Frage: Ist die neue Therapieform überhaupt wirksam? 

Placebokontrollbedingung: Vor und Nachteile

Vorteile: Nicht nur Zeiteffekte, sondern auch Erwartungs- und Aufmerksamkeitseffekte werden kontrolliert. Erlaubt Schlüsse auf die spezifische Wirkung einer Intervention

Nachteile: Schwierig zu realisieren (meist sog. supportive therapies); Probanden müssen auch darüber informiert werden, dass sie möglicherweise in einer Placebobedingung sind; Doppelblind nicht möglich: Therapeuten wissen, dass es sich um Placebobedingung handelt (Erwartungseffekte?); Ethische Bedenken (z.B. 20 Sitzungen Placebotherapie?)

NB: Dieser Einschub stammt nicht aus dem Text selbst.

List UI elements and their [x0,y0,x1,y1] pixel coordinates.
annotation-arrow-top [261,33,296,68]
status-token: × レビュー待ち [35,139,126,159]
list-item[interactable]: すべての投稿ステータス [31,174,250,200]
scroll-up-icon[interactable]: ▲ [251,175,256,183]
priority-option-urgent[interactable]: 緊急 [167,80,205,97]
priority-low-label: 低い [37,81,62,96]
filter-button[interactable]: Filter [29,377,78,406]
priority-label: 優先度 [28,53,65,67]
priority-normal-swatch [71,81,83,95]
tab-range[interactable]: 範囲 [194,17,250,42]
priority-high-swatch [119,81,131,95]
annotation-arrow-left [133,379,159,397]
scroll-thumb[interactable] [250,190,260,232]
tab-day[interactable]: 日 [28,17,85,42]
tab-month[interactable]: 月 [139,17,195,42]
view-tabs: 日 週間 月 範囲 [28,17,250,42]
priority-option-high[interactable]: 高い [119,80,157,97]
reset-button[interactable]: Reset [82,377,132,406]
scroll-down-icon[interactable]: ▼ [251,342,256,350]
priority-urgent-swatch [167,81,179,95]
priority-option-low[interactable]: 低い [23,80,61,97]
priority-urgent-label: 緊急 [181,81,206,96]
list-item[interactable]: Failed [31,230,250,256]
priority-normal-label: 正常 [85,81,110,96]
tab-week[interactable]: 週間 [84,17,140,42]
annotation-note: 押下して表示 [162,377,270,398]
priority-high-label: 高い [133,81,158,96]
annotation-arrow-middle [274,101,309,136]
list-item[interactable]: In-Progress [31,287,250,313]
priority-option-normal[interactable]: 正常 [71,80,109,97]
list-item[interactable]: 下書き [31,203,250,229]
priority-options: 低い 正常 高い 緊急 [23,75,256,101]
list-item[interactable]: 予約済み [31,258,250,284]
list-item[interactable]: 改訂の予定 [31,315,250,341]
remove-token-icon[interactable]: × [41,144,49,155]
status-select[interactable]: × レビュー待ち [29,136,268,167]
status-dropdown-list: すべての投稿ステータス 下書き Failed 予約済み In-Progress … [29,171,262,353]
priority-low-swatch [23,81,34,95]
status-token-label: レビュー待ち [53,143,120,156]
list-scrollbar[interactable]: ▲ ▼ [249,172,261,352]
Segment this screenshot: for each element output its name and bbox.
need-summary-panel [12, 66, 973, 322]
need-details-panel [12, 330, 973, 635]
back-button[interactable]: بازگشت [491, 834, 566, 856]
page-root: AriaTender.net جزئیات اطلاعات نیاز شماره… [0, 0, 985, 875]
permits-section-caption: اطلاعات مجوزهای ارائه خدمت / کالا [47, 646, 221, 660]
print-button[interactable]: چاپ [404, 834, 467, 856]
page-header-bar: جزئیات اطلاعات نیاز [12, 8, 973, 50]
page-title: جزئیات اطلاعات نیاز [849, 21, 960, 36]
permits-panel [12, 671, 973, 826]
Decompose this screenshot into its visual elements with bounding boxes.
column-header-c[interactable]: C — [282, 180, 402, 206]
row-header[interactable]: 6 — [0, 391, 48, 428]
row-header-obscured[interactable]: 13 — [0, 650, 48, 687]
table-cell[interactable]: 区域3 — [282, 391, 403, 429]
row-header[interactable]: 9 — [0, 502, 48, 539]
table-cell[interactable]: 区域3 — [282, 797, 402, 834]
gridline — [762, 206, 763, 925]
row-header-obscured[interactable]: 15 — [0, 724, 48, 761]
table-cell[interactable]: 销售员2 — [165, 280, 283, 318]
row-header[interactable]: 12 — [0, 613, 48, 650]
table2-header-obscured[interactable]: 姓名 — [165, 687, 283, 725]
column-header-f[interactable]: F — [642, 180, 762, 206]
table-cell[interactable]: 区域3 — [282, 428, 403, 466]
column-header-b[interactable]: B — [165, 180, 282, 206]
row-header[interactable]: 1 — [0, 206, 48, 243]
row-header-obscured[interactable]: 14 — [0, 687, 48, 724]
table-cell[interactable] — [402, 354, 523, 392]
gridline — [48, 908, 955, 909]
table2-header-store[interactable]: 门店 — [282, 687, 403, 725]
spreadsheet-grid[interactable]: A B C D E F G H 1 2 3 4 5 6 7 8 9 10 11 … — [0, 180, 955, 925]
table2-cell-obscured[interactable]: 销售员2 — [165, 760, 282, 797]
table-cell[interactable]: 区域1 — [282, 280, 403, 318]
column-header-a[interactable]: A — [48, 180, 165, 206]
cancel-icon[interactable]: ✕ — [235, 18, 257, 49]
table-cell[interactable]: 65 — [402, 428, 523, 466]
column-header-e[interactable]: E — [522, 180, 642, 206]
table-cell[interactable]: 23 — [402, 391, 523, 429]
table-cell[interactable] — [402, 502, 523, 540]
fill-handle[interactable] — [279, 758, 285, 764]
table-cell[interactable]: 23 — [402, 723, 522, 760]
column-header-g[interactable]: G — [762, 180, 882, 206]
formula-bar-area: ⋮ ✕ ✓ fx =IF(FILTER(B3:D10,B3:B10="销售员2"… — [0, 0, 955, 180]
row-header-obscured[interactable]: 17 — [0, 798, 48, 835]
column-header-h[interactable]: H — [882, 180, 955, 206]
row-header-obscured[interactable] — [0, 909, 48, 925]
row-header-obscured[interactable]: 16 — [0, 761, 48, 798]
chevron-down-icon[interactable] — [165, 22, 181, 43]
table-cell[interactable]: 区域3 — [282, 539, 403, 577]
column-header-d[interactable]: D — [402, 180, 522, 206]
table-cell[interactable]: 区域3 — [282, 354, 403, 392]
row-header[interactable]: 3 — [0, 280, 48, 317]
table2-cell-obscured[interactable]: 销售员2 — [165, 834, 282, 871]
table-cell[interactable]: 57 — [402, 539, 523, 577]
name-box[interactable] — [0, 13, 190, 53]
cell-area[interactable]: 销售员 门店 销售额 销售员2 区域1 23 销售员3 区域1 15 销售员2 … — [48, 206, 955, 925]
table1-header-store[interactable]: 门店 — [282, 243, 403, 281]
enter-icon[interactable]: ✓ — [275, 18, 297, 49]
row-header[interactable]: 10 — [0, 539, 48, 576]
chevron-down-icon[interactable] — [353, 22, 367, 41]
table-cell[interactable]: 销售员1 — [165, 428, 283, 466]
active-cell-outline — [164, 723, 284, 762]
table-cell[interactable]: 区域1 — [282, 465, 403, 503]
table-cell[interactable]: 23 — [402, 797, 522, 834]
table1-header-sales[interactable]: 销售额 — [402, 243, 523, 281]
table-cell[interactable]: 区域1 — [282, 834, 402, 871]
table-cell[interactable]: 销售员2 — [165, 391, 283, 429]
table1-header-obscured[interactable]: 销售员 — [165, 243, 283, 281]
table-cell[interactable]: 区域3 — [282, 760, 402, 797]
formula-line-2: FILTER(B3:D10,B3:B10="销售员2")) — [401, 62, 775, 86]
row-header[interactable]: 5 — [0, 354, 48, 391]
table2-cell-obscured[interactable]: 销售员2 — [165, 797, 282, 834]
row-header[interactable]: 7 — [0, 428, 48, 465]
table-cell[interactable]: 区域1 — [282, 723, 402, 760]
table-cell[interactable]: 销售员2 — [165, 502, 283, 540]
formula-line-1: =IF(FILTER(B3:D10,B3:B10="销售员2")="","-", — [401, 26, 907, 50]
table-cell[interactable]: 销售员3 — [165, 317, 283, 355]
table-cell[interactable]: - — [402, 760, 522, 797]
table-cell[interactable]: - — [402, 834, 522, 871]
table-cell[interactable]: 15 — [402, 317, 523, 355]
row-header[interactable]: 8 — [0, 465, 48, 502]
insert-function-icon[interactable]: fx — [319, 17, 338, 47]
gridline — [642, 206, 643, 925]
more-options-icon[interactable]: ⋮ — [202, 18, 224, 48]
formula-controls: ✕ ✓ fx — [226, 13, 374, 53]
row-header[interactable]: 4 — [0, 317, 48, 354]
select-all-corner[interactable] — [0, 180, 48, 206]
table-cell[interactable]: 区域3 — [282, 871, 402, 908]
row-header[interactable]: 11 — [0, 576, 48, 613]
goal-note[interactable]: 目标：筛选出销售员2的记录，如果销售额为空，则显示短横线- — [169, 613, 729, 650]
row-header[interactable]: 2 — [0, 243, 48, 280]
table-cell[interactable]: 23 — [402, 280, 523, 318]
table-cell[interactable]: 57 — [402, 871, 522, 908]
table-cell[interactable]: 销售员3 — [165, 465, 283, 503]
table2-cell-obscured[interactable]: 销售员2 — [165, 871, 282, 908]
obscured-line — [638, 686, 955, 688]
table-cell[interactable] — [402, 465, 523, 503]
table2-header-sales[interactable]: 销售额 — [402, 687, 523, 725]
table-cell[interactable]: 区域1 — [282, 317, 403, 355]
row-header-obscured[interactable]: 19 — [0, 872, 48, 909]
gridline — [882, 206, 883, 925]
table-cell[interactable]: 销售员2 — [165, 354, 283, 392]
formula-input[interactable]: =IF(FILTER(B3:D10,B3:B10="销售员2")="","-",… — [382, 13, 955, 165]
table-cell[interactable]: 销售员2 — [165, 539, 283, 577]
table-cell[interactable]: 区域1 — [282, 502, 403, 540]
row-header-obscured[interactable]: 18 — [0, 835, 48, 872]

Einsatz: Oft gefordert, aber eher selten gut realisiert 

Vergleich mit etablierter Therapieform 

Vorteile: Spezifische Wirkung einer Intervention kann gezeigt werden; weniger ethische Bedenken (alle erhalten eine erfolgsversprechende Intervention)

Nachteile: Sehr aufwändig (auch Kontrollintervention muss gut und seriös durchgeführt werden; für beide Bedingungen müssen geschulte Therapeuten verfügbar sein; grosse Stichproben erforderlich, da meist relativ kleine oder gar keine Effekte erwartet werden müssen).

Einsatz: In einer zweiten Phase - nach einem Wartelistekontrollgruppenvergleich - wichtig.